Monsieur le secrétaire d’État, vous dites et répétez que le virus flambe. Désormais, on teste tout le monde : on fait des tests partout. Or, 1,5 million de tests par jour, cela coûte 1 milliard d’euros par mois. Avec cela, on construit trois hôpitaux et quatre écoles…
À force de tester, on va certainement dépister plein de choses, même chez des personnes qui ne tomberont jamais malades, notamment des enfants ; en attendant, ce sont les parents qui souffrent. Le matin, ils emmènent leurs enfants à l’école et, une demi-heure après, on leur envoie un courriel ou un SMS pour leur dire de venir les chercher, alors qu’eux-mêmes viennent d’arriver au travail.
M. Alain Houpert. Monsieur le secrétaire d’État, il faut sortir de cette mascarade !
Mme la présidente. La parole est à Mme Éliane Assassi, pour explication de vote.

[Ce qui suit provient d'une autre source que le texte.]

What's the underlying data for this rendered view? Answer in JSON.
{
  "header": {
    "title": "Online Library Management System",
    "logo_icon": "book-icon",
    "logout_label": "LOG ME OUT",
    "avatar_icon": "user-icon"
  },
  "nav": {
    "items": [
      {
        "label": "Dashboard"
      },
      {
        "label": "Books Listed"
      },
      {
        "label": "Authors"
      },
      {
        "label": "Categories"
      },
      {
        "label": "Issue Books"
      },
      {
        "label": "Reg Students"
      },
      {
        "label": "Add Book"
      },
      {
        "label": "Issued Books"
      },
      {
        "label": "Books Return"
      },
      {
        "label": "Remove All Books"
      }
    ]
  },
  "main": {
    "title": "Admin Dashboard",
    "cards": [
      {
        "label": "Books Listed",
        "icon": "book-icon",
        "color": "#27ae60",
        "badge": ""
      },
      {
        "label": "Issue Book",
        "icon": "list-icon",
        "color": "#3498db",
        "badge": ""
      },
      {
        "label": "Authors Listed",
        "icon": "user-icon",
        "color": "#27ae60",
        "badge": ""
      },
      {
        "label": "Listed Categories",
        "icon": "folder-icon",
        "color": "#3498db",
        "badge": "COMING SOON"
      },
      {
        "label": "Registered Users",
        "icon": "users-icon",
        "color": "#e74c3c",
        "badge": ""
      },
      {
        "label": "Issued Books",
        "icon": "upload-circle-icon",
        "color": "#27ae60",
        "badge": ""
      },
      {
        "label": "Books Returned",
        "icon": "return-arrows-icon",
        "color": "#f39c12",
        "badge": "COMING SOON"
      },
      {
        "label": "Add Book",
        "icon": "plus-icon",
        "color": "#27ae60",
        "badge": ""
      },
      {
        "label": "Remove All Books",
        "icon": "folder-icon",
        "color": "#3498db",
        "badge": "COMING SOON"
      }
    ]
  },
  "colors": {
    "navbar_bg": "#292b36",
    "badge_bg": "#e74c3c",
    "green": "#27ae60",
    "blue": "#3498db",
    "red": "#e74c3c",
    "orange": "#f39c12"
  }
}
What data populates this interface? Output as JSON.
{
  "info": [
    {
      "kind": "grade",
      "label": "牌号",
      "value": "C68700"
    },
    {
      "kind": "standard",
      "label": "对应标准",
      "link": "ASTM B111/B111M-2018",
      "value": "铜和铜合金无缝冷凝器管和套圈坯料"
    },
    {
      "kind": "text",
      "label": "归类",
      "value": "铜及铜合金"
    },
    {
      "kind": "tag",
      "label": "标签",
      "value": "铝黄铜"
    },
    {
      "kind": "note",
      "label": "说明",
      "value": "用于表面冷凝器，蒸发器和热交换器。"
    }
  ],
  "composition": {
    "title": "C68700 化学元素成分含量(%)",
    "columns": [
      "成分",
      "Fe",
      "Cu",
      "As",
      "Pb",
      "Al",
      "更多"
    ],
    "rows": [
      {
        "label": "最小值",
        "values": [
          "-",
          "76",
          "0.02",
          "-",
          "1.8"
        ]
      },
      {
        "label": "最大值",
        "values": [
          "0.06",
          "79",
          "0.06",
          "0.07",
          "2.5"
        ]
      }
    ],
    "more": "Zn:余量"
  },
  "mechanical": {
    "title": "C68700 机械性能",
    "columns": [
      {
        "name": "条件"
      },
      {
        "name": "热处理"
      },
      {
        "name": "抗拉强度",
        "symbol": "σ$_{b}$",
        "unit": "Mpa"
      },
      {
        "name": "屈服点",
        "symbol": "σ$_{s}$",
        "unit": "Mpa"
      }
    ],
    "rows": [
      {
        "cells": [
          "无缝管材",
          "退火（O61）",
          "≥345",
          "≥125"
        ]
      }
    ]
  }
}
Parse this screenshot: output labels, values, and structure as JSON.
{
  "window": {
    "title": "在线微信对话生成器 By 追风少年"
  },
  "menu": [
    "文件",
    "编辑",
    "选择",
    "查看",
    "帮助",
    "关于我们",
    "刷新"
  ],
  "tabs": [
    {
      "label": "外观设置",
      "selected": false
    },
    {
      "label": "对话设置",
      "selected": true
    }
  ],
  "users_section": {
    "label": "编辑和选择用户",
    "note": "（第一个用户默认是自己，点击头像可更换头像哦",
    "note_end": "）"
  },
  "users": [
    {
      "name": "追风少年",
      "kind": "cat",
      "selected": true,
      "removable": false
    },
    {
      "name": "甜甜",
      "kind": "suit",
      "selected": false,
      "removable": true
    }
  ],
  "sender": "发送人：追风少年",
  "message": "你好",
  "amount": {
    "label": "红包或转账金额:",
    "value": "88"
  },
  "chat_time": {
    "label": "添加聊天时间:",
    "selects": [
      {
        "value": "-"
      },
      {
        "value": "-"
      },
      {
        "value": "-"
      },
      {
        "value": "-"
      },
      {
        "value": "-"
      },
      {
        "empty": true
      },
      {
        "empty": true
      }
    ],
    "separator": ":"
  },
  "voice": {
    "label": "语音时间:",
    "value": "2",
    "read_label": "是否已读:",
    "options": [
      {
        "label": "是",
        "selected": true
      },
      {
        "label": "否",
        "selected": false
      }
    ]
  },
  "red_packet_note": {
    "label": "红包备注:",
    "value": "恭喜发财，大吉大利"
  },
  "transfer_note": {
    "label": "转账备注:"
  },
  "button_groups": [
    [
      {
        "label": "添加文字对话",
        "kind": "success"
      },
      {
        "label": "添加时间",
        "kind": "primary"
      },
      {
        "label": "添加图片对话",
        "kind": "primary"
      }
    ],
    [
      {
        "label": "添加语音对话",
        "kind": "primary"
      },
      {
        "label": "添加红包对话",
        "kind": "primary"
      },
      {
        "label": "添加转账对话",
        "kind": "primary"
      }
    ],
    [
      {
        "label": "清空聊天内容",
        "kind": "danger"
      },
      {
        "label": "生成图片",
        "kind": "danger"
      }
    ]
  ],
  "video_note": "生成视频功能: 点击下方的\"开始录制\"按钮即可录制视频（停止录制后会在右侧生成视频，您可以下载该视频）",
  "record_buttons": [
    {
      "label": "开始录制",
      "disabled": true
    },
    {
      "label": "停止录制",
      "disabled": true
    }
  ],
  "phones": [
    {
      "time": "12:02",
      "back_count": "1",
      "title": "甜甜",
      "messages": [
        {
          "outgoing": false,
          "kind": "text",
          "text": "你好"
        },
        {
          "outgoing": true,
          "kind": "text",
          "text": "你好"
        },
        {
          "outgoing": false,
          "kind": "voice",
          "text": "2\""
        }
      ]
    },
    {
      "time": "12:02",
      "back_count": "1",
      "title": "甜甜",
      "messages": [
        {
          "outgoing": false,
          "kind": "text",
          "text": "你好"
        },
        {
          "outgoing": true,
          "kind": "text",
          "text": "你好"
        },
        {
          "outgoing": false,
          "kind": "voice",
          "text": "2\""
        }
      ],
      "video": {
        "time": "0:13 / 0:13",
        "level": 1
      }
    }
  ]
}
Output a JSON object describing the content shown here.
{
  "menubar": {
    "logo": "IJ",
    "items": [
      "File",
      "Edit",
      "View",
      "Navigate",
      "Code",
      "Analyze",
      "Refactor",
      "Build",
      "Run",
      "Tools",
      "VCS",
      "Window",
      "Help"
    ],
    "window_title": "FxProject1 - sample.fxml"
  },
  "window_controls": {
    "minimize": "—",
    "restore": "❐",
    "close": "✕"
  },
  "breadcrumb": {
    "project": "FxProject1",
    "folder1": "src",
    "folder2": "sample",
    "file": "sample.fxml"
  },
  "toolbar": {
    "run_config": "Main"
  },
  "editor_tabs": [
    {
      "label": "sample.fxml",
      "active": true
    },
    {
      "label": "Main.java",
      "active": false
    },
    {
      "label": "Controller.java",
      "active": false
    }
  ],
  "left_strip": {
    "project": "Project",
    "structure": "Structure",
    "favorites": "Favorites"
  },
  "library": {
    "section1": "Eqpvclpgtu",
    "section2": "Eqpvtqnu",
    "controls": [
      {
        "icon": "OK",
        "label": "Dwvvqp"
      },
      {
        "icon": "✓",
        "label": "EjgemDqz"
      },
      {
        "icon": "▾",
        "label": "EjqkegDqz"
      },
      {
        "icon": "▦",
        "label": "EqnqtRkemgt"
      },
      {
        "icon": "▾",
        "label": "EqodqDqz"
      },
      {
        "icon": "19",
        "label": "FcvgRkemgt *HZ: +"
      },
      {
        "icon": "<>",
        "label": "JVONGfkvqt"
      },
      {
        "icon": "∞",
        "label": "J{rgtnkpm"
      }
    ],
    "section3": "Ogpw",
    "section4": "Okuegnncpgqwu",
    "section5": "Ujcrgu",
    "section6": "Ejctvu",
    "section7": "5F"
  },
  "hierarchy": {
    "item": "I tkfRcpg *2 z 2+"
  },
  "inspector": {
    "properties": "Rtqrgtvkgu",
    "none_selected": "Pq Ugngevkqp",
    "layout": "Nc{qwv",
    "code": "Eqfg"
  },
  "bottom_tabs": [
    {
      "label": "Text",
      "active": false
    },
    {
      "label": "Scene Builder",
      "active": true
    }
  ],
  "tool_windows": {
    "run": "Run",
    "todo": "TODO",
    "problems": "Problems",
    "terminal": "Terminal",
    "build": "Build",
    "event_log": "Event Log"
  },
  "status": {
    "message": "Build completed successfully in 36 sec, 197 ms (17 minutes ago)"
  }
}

Mme Éliane Assassi. Pour notre part, nous voterons l’amendement déposé par nos collègues socialistes. Les enseignants sont à bout ; les parents sont à bout ; et, bien entendu, les enfants aussi sont à bout. À cet égard, la préconisation faite par les auteurs de cet amendement va tout à fait dans le bon sens.
Comme Mme Gatel, j’aimerais comprendre les raisons qui expliquent que les élèves, notamment de maternelle, ne bénéficient pas de ces tests salivaires que l’on évoquait au début de la crise et qui ont aujourd’hui disparu des radars. Cette technique offre, à mon sens, une solution acceptable pour les enfants de cet âge.
Nous proposons, de surcroît, que la communauté nationale prenne en charge une campagne de dépistage dans les écoles élémentaires et dans les collèges. Cet amendement me semble donc relever du bon sens et son adoption serait susceptible de nous fournir une bonne appréciation de la circulation du virus dans les écoles, en même temps qu’elle rassurerait la communauté scolaire, les parents d’élèves et les élèves. Nous voterons donc en faveur de cet amendement.